The next project was a small park in the middle of a busy district in Benghazi, and at that point I abandoned all pretense of designing something Middle Eastern. I read up on the urban landscaping revival in the West and the standards they had set.
Middle Eastern cities are the anti-thesis to Western cities. The former focuses on privacy, the latter revels in public space. Arabs try to shield themselves from their weather while Westerners invite it into their homes.
So a Western design in an Arab city is perhaps an invitation to folly, but I had had enough of faking different styles and attempting to do something I was uncomfortable with.
I was much more satisfied with this design than the previous one, and interestingly enough, my professors also responded more positively than before. I guess all those adages about being ‘true to yourself’ are more than just sappy self-help quotes.
For my neighbourhood design (urban planning course), I decided to attempt a balance, by utilizing my (Western) style, but adding the primary concepts of MENA design with a twist, to make it fit together.
For the airport design, there was very little room to add a distinct style, as successful airports are dictated by their functionality and economic standards. Overall, I’m really satisfied with the development of my work this semester, though I could still improve my time management when it comes to deadlines.
Like writing, I have found that designing helps me articulate my personality, and understand myself better. I need to avoid the pitfall of trying to mash contradicting principles which result in a design that gives the impression of cognitive dissonance. Architecture is problem solving among other things, and a non-orthodox approach does not condemn the proposed solution to failure.
Whether you’re influenced by the East, West, or another direction entirely, it’s important to be sincere with yourself and with your client.

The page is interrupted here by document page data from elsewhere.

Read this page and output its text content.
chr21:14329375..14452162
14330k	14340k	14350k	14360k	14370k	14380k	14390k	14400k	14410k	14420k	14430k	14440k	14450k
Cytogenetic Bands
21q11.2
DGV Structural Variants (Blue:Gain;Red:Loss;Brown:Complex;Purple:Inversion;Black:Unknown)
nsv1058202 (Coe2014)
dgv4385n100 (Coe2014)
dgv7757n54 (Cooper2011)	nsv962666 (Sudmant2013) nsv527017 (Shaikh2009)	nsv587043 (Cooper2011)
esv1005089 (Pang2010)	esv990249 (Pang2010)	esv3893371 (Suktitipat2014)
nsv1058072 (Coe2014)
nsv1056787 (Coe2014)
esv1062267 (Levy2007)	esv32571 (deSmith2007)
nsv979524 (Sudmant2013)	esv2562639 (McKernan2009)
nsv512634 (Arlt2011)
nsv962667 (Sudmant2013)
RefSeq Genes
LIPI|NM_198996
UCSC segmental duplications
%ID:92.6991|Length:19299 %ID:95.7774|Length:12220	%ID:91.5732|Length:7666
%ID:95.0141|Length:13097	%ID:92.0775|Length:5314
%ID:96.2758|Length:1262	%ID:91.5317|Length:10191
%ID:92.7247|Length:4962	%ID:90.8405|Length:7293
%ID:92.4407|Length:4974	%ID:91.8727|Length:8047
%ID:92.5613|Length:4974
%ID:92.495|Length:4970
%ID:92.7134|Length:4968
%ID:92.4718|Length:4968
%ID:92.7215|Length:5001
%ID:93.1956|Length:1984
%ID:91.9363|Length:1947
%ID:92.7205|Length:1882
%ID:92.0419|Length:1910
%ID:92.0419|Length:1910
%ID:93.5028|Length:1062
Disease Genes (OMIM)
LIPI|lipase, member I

No matter how much you try to dress up or photoshop your design, nothing can truly disguise dishonest architecture.
A good example of this is in Dubai. The skyscrapers and impossible innovation are interesting if you observe them in a vacuum. But for these things to be in the middle of an Arab city, in our climate and culture, reeks of inconsistency. The struggle to bring the region up to modern city standards is admirable, but importing foreign designs and ignoring the surroundings never bodes well.